My Canh also fed us some of the best crab Rangoon we'd ever eaten. Made fresh, the fried wrappers were thick and crispy, even where they were encasing the creamy, sweet center. A generous serving of six is only $2.95.
Our entrees were also good, especially the special of grilled short ribs and rice. The tender, bone-in ribs were sliced thin, coated in a rich marinade and then grilled.

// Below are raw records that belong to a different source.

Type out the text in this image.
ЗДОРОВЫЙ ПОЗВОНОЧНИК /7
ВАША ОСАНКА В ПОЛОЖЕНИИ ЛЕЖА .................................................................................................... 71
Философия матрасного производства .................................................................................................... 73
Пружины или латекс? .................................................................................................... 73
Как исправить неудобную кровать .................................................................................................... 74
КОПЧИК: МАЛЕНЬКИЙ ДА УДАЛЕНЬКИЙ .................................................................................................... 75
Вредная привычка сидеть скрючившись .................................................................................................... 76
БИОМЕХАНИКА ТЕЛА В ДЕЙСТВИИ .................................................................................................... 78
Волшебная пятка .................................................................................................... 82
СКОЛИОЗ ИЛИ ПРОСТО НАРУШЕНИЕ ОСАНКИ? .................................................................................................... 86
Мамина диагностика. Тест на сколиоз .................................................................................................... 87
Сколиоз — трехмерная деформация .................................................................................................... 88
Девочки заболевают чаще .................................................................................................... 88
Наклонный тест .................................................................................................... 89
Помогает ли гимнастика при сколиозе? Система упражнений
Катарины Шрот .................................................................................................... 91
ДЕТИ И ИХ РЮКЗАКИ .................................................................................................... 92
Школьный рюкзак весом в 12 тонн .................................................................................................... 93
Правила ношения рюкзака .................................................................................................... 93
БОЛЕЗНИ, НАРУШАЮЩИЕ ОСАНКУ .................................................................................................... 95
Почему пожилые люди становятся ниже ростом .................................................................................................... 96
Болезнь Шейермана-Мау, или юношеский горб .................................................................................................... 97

We also enjoyed the Vietnamese sandwich (a real bargain at $2.75), made with fresh French bread stuffed with carrots, cucumbers, cilantro, jalapeno peppers and grilled pork. And though we've had more flavorful pho, which is a Vietnamese soup loaded with noodles, meat and herbs, we still enjoyed an attractive bowl of it made with steak and grilled meatballs ($4.75 for a small, which is actually quite large).
Finally, we felt it our duty to sample the vermicelli dish and were pleased with a vibrant bowl overflowing with colorful cucumbers, bean sprouts, mint, shredded lettuce and tender grilled pork ($5.75). If that's your safety dish, you won't be disappointed.
AMBIENCE: Though very clean and uncluttered, the restaurant is a little bare bones, with standard-issue restaurant tables and chairs dotting a large dining room. A seaside mural on one wall does brighten the room.
PRICE RANGE: Quite reasonable. The average entree costs about $6.50, and many other offerings (such as the sandwiches) are $3 or less.
SERVICE: Good. Lynn Nguyen served us herself and was attentive and helpful. The food came out fast, too.